Jean-Luc Godard a choisi de filmer une grande partie du film avec des caméras numériques légères, parfois de simples appareils grand public, afin de conserver une liberté totale de tournage loin des contraintes techniques du cinéma traditionnel en relief. Le réalisateur a intégré son propre chien, Roxy, comme personnage récurrent du film, ses déambulations dans la nature ponctuant régulièrement le récit de séquences contemplatives. Le dispositif de prise de vues en trois dimensions a été détourné de façon expérimentale par Godard, notamment à travers des effets de dédoublement d'image volontaires obtenus en désynchronisant partiellement les deux caméras nécessaires à la stéréoscopie.
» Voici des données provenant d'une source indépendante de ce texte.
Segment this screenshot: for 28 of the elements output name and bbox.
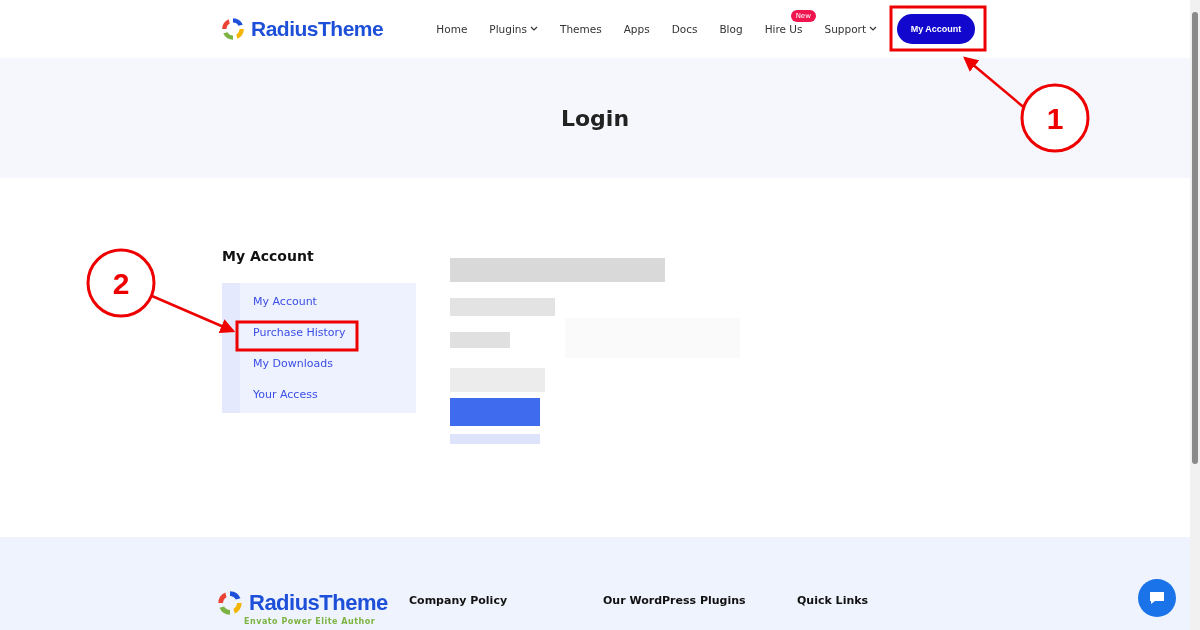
menu-link[interactable]: My Downloads	[240, 348, 416, 379]
logo-text[interactable]: RadiusTheme	[249, 590, 388, 616]
swirl-logo-icon	[216, 589, 244, 617]
chat-icon	[1148, 590, 1166, 606]
nav-link[interactable]: Themes	[559, 23, 602, 35]
swirl-logo-icon	[220, 16, 246, 42]
nav-link[interactable]: Plugins	[489, 23, 538, 35]
callout-badge: 1	[1020, 83, 1090, 153]
scrollbar[interactable]	[1190, 0, 1200, 630]
callout-badge: 2	[86, 248, 156, 318]
nav-link[interactable]: Support	[824, 23, 877, 35]
chat-button[interactable]	[1138, 579, 1176, 617]
my-account-button[interactable]: My Account	[897, 14, 975, 44]
menu-link[interactable]: Your Access	[240, 379, 416, 410]
nav-link[interactable]: Docs	[671, 23, 698, 35]
column-heading: Company Policy	[409, 594, 509, 609]
nav-link[interactable]: Home	[436, 23, 468, 35]
nav-link[interactable]: Blog	[719, 23, 743, 35]
menu-link[interactable]: Purchase History	[240, 317, 416, 348]
page-title: Login	[560, 105, 630, 131]
tagline: Envato Power Elite Author	[244, 617, 377, 626]
column-heading: Our WordPress Plugins	[603, 594, 747, 609]
logo-text[interactable]: RadiusTheme	[251, 17, 384, 41]
menu-link[interactable]: My Account	[240, 286, 416, 317]
column-heading: Quick Links	[797, 594, 870, 609]
scrollbar-thumb[interactable]	[1192, 12, 1198, 464]
sidebar-title: My Account	[222, 248, 315, 264]
nav-link[interactable]: Apps	[623, 23, 650, 35]
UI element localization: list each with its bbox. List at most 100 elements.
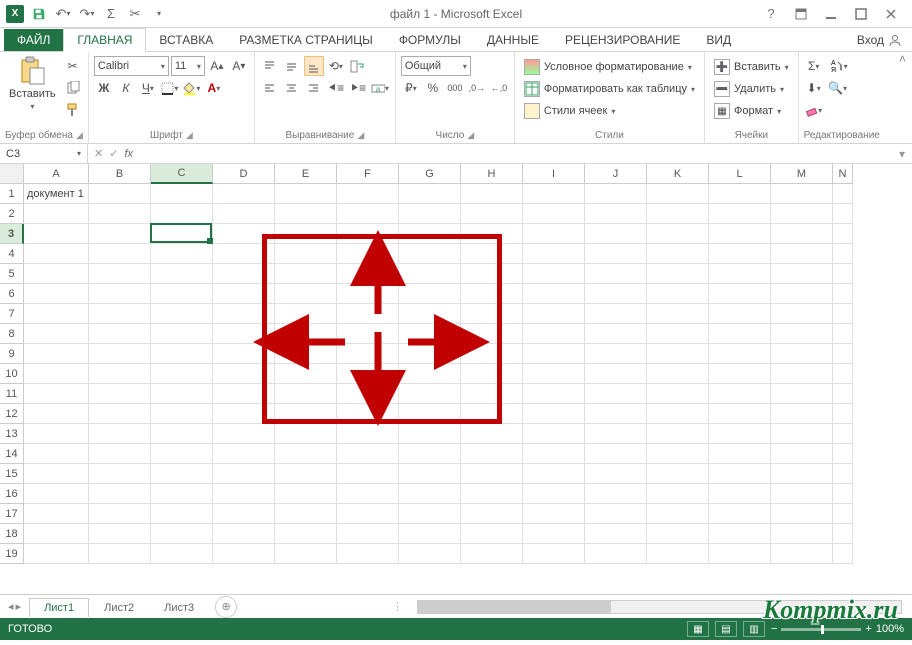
cell[interactable] xyxy=(151,524,213,544)
cell[interactable] xyxy=(585,544,647,564)
col-header-A[interactable]: A xyxy=(24,164,89,184)
cell[interactable] xyxy=(24,224,89,244)
row-header-8[interactable]: 8 xyxy=(0,324,24,344)
cell[interactable] xyxy=(523,244,585,264)
cell[interactable] xyxy=(89,364,151,384)
cell[interactable] xyxy=(213,404,275,424)
align-middle-button[interactable] xyxy=(282,56,302,76)
collapse-ribbon-icon[interactable]: ˄ xyxy=(899,52,906,66)
sheet-tab-1[interactable]: Лист1 xyxy=(29,598,89,617)
page-layout-view-button[interactable]: ▤ xyxy=(715,621,737,637)
cell[interactable] xyxy=(771,444,833,464)
cell[interactable] xyxy=(709,544,771,564)
cell[interactable] xyxy=(833,264,853,284)
cell[interactable] xyxy=(585,204,647,224)
cell[interactable] xyxy=(771,544,833,564)
cell[interactable] xyxy=(709,344,771,364)
cell[interactable] xyxy=(213,424,275,444)
enter-icon[interactable]: ✓ xyxy=(109,147,118,160)
cell[interactable] xyxy=(337,244,399,264)
cell[interactable] xyxy=(647,544,709,564)
cell[interactable] xyxy=(647,204,709,224)
row-header-16[interactable]: 16 xyxy=(0,484,24,504)
cell[interactable] xyxy=(151,484,213,504)
cell[interactable] xyxy=(213,264,275,284)
cell[interactable] xyxy=(213,244,275,264)
cell[interactable] xyxy=(771,324,833,344)
cell[interactable] xyxy=(833,464,853,484)
cell[interactable] xyxy=(709,324,771,344)
help-icon[interactable]: ? xyxy=(758,3,784,25)
percent-button[interactable]: % xyxy=(423,78,443,98)
fx-icon[interactable]: fx xyxy=(124,148,133,160)
comma-button[interactable]: 000 xyxy=(445,78,465,98)
align-top-button[interactable] xyxy=(260,56,280,76)
col-header-M[interactable]: M xyxy=(771,164,833,184)
cell[interactable] xyxy=(275,384,337,404)
cell[interactable] xyxy=(523,344,585,364)
cell[interactable] xyxy=(151,284,213,304)
cell[interactable] xyxy=(523,384,585,404)
col-header-N[interactable]: N xyxy=(833,164,853,184)
cell[interactable] xyxy=(523,204,585,224)
row-header-13[interactable]: 13 xyxy=(0,424,24,444)
cell[interactable] xyxy=(151,304,213,324)
cell[interactable] xyxy=(461,424,523,444)
cell[interactable] xyxy=(461,184,523,204)
cell[interactable] xyxy=(337,204,399,224)
cell[interactable] xyxy=(337,384,399,404)
cell[interactable] xyxy=(647,344,709,364)
cell[interactable] xyxy=(151,344,213,364)
cell[interactable] xyxy=(399,544,461,564)
cell[interactable] xyxy=(461,404,523,424)
cell[interactable] xyxy=(647,464,709,484)
tab-scroll-left-icon[interactable]: ◂ xyxy=(8,600,14,613)
cell[interactable] xyxy=(585,304,647,324)
orientation-button[interactable]: ⟲▾ xyxy=(326,56,346,76)
cell[interactable] xyxy=(151,364,213,384)
cell[interactable] xyxy=(337,484,399,504)
cell[interactable] xyxy=(709,304,771,324)
ribbon-options-icon[interactable] xyxy=(788,3,814,25)
cell[interactable] xyxy=(585,344,647,364)
cell[interactable] xyxy=(337,504,399,524)
cut-icon[interactable]: ✂ xyxy=(124,3,146,25)
cell[interactable] xyxy=(833,424,853,444)
cell[interactable] xyxy=(151,424,213,444)
bold-button[interactable]: Ж xyxy=(94,78,114,98)
cell[interactable] xyxy=(89,484,151,504)
cell[interactable] xyxy=(585,244,647,264)
cell[interactable] xyxy=(24,464,89,484)
cell[interactable] xyxy=(24,244,89,264)
cell[interactable] xyxy=(24,524,89,544)
autosum-button[interactable]: Σ▾ xyxy=(804,56,824,76)
cell[interactable] xyxy=(24,404,89,424)
cell[interactable] xyxy=(647,304,709,324)
cell[interactable] xyxy=(24,264,89,284)
normal-view-button[interactable]: ▦ xyxy=(687,621,709,637)
new-sheet-button[interactable]: ⊕ xyxy=(215,596,237,618)
row-header-12[interactable]: 12 xyxy=(0,404,24,424)
cell[interactable] xyxy=(213,304,275,324)
row-header-4[interactable]: 4 xyxy=(0,244,24,264)
cell[interactable] xyxy=(151,264,213,284)
cell[interactable] xyxy=(399,444,461,464)
cell[interactable] xyxy=(461,464,523,484)
cell[interactable] xyxy=(24,484,89,504)
copy-button[interactable] xyxy=(63,78,83,98)
cell[interactable] xyxy=(461,524,523,544)
tab-scroll-right-icon[interactable]: ▸ xyxy=(16,600,22,613)
cell[interactable] xyxy=(24,324,89,344)
cell[interactable] xyxy=(461,204,523,224)
font-size-select[interactable]: 11▾ xyxy=(171,56,205,76)
excel-icon[interactable]: X xyxy=(4,3,26,25)
number-format-select[interactable]: Общий▾ xyxy=(401,56,471,76)
cell[interactable] xyxy=(647,184,709,204)
cell[interactable] xyxy=(771,304,833,324)
cell[interactable] xyxy=(337,364,399,384)
minimize-icon[interactable] xyxy=(818,3,844,25)
border-button[interactable]: ▾ xyxy=(160,78,180,98)
cell[interactable] xyxy=(275,404,337,424)
row-header-3[interactable]: 3 xyxy=(0,224,24,244)
cell[interactable] xyxy=(151,384,213,404)
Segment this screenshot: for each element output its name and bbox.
Le film interroge la crise du langage et de la communication à l'ère contemporaine, à travers une accumulation de citations philosophiques et littéraires fragmentées qui semblent résister à toute synthèse cohérente. Il questionne également la nature du couple et de la relation amoureuse, racontée deux fois sous des formes légèrement différentes, comme pour souligner l'impossibilité de fixer une vérité narrative unique. La place de l'animal et de la nature, incarnée par les séquences consacrées au chien du réalisateur, offre un contrepoint contemplatif à la complexité intellectuelle du reste du film.
Le film ne propose pas de résolution narrative classique, fidèle à sa démarche expérimentale globale, mais se referme sur une accumulation d'images et de réflexions qui semblent suggérir une forme d'épuisement du langage traditionnel face à la complexité du monde contemporain. Les dernières séquences, mêlant à nouveau le chien du réalisateur et des fragments de dialogue entre les deux personnages principaux, semblent proposer une forme de paix contemplative après l'accumulation de tensions intellectuelles et amoureuses du reste du film. Cette absence de conclusion nette s'inscrit pleinement dans la démarche godardienne consistant à questionner plutôt qu'à répondre.
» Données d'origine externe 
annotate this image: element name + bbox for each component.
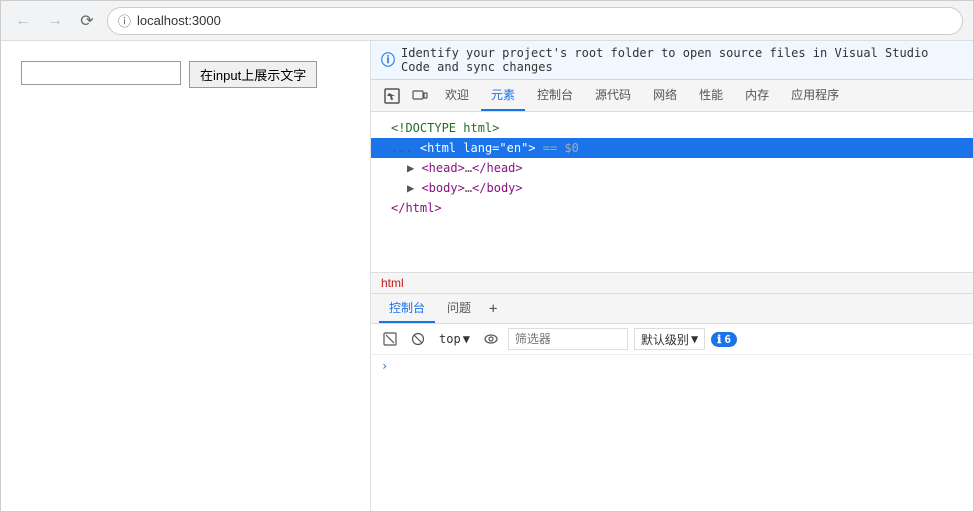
address-bar[interactable]: ⓘ localhost:3000 xyxy=(107,7,963,35)
dom-head-arrow[interactable]: ▶ xyxy=(407,161,421,175)
console-block-button[interactable] xyxy=(407,328,429,350)
level-select-arrow: ▼ xyxy=(691,332,698,346)
dom-head-line[interactable]: ▶ <head>…</head> xyxy=(371,158,973,178)
info-bar-text: Identify your project's root folder to o… xyxy=(401,46,963,74)
error-badge: ℹ 6 xyxy=(711,332,737,347)
dom-doctype: <!DOCTYPE html> xyxy=(371,118,973,138)
dom-attr-close: "> xyxy=(521,141,535,155)
dom-html-open-tag: <html xyxy=(420,141,463,155)
dom-html-close-line: </html> xyxy=(371,198,973,218)
tab-memory[interactable]: 内存 xyxy=(735,80,779,111)
dom-html-line[interactable]: ... <html lang="en"> == $0 xyxy=(371,138,973,158)
dom-body-arrow[interactable]: ▶ xyxy=(407,181,421,195)
console-toolbar: top ▼ 默认级别 ▼ ℹ 6 xyxy=(371,324,973,355)
browser-window: ← → ⟳ ⓘ localhost:3000 在input上展示文字 ⓘ Ide… xyxy=(0,0,974,512)
breadcrumb-bar: html xyxy=(371,272,973,294)
forward-button[interactable]: → xyxy=(43,9,67,33)
dom-dots: ... xyxy=(391,141,420,155)
dom-body-close-tag: </body> xyxy=(472,181,523,195)
tab-elements[interactable]: 元素 xyxy=(481,80,525,111)
console-tab-add[interactable]: + xyxy=(483,296,503,322)
top-select-label: top xyxy=(439,332,461,346)
dom-body-line[interactable]: ▶ <body>…</body> xyxy=(371,178,973,198)
dom-head-dots: … xyxy=(465,161,472,175)
error-icon: ℹ xyxy=(717,333,721,346)
tab-network[interactable]: 网络 xyxy=(643,80,687,111)
eye-button[interactable] xyxy=(480,328,502,350)
dom-attr-lang-value: en xyxy=(507,141,521,155)
console-content: › xyxy=(371,355,973,511)
tab-console[interactable]: 控制台 xyxy=(527,80,583,111)
tab-icon-inspect[interactable] xyxy=(379,81,405,111)
top-select-arrow: ▼ xyxy=(463,332,470,346)
tab-icon-devices[interactable] xyxy=(407,81,433,111)
console-chevron[interactable]: › xyxy=(381,359,388,373)
back-button[interactable]: ← xyxy=(11,9,35,33)
address-info-icon: ⓘ xyxy=(118,11,131,30)
tab-sources[interactable]: 源代码 xyxy=(585,80,641,111)
dom-body-dots: … xyxy=(465,181,472,195)
dom-equals: == $0 xyxy=(536,141,579,155)
dom-body-tag: <body> xyxy=(421,181,464,195)
demo-input[interactable] xyxy=(21,61,181,85)
info-icon: ⓘ xyxy=(381,50,395,70)
address-bar-text: localhost:3000 xyxy=(137,13,221,28)
browser-toolbar: ← → ⟳ ⓘ localhost:3000 xyxy=(1,1,973,41)
console-tab-issues[interactable]: 问题 xyxy=(437,294,481,323)
dom-head-close-tag: </head> xyxy=(472,161,523,175)
main-content: 在input上展示文字 ⓘ Identify your project's ro… xyxy=(1,41,973,511)
devtools-panel: ⓘ Identify your project's root folder to… xyxy=(371,41,973,511)
dom-head-tag: <head> xyxy=(421,161,464,175)
reload-button[interactable]: ⟳ xyxy=(75,9,99,33)
tab-welcome[interactable]: 欢迎 xyxy=(435,80,479,111)
console-tabs: 控制台 问题 + xyxy=(371,294,973,324)
devtools-tabs: 欢迎 元素 控制台 源代码 网络 性能 内存 应用程序 xyxy=(371,80,973,112)
dom-attr-equals: =" xyxy=(492,141,506,155)
breadcrumb-text: html xyxy=(381,276,404,290)
console-tab-console[interactable]: 控制台 xyxy=(379,294,435,323)
tab-performance[interactable]: 性能 xyxy=(689,80,733,111)
demo-button[interactable]: 在input上展示文字 xyxy=(189,61,317,88)
level-select[interactable]: 默认级别 ▼ xyxy=(634,328,705,350)
console-clear-button[interactable] xyxy=(379,328,401,350)
top-select[interactable]: top ▼ xyxy=(435,330,474,348)
filter-input[interactable] xyxy=(508,328,628,350)
tab-application[interactable]: 应用程序 xyxy=(781,80,849,111)
page-area: 在input上展示文字 xyxy=(1,41,371,511)
doctype-text: <!DOCTYPE html> xyxy=(391,121,499,135)
dom-html-close-tag: </html> xyxy=(391,201,442,215)
error-count: 6 xyxy=(724,333,731,346)
dom-attr-lang: lang xyxy=(463,141,492,155)
devtools-info-bar: ⓘ Identify your project's root folder to… xyxy=(371,41,973,80)
level-select-label: 默认级别 xyxy=(641,331,689,348)
dom-tree: <!DOCTYPE html> ... <html lang="en"> == … xyxy=(371,112,973,272)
Le titre Adieu au langage exprime directement la démarche du film, qui cherche à dépasser les limites du langage verbal traditionnel pour explorer d'autres formes de communication sensorielle et visuelle, notamment à travers l'usage inédit de la technologie en relief.
Adieu au langage reste aujourd'hui régulièrement cité dans les analyses consacrées à l'œuvre tardive et expérimentale de Jean-Luc Godard, décédé en 2022. Le film continue d'être étudié comme un exemple marquant de réappropriation artistique et non commerciale de la technologie du cinéma en relief.
Les amateurs du film pourront apprécier Le Livre d'image, autre œuvre expérimentale tardive de Jean-Luc Godard, Film socialisme pour retrouver la démarche fragmentaire caractéristique du réalisateur, ou encore Une femme mariée pour découvrir les premières explorations formelles de Godard sur la représentation du couple.